[Xcb] hidden-visibility and library size
Vincent.Torri at iecn.u-nancy.fr
Tue Jan 3 12:45:21 PST 2006
So, what is decided ?
1) using -fvisibility=hidden during compilation and putting a "default"
attribute in front of all the exported functions
2) putting a "hidden" attribute in front of the non-exported functions ?
the solution 1) is not so hard, as most of the job would be made by
in both cases, it's not a big deal (I've already made the m4 function,
which must be modified a bit according to what is chosen, and adding some
attributes), but a decision should be taken, imho.
On Thu, 29 Dec 2005, Josh Triplett wrote:
> Jamey Sharp wrote:
> > On Tue, Dec 27, 2005 at 09:05:20PM -0800, Josh Triplett wrote:
> >>Jamey Sharp wrote:
> >>>I think setting visibility hidden by default is the wrong choice here.
> >>>Instead of setting any compile flags or touching any public header
> >>>files, just fix xcbint.h so that everything there is marked either
> >>>hidden or internal.
> >>I tend to disagree. Hidden by default means that if you forget to mark
> >>something as visible, it stays hidden, meaning that it is far easier to
> >>unintentionally make a symbol hidden than to unintentionally make a
> >>symbol visible. The consequence of an unintentionally hidden symbol is
> >>easy to notice (since applications will fail to compile), and the fix is
> >>simply to make it visible, which doesn't affect library backward
> >>compatibility. The consequence of an unintentionally visible symbol is
> >>hard to notice (and might not be noticed until people start using it),
> >>and the fix causes a backward-incompatible change to the library. I
> >>think we should have symbols hidden by default, and mark the public API
> >>as non-hidden.
> > What do you think of using the visibility pragma instead, and marking
> > all of xcbint.h hidden or internal that way? We already use GCC warnings
> > to check that all functions either are static or have a prototype
> > somewhere, which guarantees that the functions that need hidden
> > visibility are all present in xcbint.h.

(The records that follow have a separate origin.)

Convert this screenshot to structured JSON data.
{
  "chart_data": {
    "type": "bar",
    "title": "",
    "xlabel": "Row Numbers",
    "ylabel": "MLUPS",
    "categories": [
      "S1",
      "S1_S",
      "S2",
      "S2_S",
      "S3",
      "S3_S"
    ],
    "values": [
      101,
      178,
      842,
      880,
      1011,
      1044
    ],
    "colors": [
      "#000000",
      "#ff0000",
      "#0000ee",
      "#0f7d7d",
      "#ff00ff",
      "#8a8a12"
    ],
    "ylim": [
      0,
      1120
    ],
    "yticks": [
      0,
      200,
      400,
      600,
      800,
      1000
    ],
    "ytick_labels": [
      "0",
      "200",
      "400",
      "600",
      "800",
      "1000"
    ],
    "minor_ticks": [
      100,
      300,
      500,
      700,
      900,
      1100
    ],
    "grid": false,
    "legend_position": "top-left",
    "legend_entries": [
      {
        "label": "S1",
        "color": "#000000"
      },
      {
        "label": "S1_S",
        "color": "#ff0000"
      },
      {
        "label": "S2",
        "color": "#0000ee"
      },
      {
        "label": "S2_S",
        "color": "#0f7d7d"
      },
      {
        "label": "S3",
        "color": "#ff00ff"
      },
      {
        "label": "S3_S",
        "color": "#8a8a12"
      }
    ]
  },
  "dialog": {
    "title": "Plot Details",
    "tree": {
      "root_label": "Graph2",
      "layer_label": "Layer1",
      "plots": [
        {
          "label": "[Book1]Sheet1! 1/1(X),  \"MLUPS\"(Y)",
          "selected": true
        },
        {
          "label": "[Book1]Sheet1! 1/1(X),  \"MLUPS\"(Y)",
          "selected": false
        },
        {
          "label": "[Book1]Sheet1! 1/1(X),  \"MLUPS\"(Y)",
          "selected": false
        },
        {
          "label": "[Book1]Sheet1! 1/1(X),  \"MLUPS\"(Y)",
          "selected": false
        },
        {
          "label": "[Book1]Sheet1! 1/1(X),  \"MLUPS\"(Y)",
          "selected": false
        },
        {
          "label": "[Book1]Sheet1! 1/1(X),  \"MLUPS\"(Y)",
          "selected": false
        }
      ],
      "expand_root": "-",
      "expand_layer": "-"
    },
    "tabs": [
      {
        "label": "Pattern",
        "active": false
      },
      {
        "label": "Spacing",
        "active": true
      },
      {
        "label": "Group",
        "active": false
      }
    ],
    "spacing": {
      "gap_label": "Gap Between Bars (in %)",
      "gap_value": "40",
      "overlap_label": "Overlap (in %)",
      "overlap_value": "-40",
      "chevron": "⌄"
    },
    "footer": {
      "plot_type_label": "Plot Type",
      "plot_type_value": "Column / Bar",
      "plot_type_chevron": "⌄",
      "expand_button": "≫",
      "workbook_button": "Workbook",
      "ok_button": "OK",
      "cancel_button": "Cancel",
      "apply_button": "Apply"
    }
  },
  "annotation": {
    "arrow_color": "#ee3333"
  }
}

> Either approach is fine as long as we mark all the hidden symbols hidden
> and all the public symbols public. I was just suggesting why one
> approach might help reach that goal more easily; however, any approach
> which achieves that goal is fine by me.
> > Anyway I'm not sure I agree with your assessment. Visibility doesn't
> > work on most compilers in use today anyway, so its value for giving
> > people compiler errors is pretty limited, and failure to set default
> > visibility may well not be noticed quickly leading to surprises later.
> > (I'm still using GCC 3.4.5 most of the time, for example, so I'm
> > unlikely to notice bugs here.)
> testing is using 4.0 now; are you explicitly invoking gcc-3.4? Why?
> As for the issue of non-uniform support, it doesn't seem any different
> than the fact that GCC 4.0 has a lot more warnings than GCC 3.4; using a
> newer compiler will find some bugs that an older one won't.
> > In contrast, by definition, the public API for a C library is exactly
> > the declarations in header files installed on the system, and if some
> > idiot goes to the trouble of installing xcbint.h themselves or copying
> > an internal prototype into their program, they deserve whatever they
> > get. I don't think the internal API needs any more protection than that.
> I guess I figured that non-public symbols shouldn't be exported from a
> library at all; perhaps I'm overly cautious due to current use of Xlib.
> :) I also figure that given the small size of XCB, and the tendency of
> various large and popular projects (<cough>Mozilla</cough>,
> <hack>OpenOffice.org</hack>) to incorporate libraries directly into
> their tree rather than using installed versions (and thus just using
> path/to/internal/xcb/include rather than $prefix/include), such projects
> might start using xcbint.h anyway since it would just be another
> #include away. ("Oh, I just need this one useful function, *hack hack
> Of course, marking everything in xcbint.h as non-visible would most
> likely solve that problem just as well.
> > In short, I think visibility is only useful as an optimization. Any
> > policy like "hidden by default" that makes it harder to produce a
> > library that operates correctly, just for the sake of an optimization,
> > is wrong.
> I do agree that if visibility is just an optimization, "visible by
> default" is probably the better alternative. I just suspect that it has
> some value as an error-checking aid as well.
> However, again, as long as all the non-public symbols get marked as
> such, the effect is the same either way.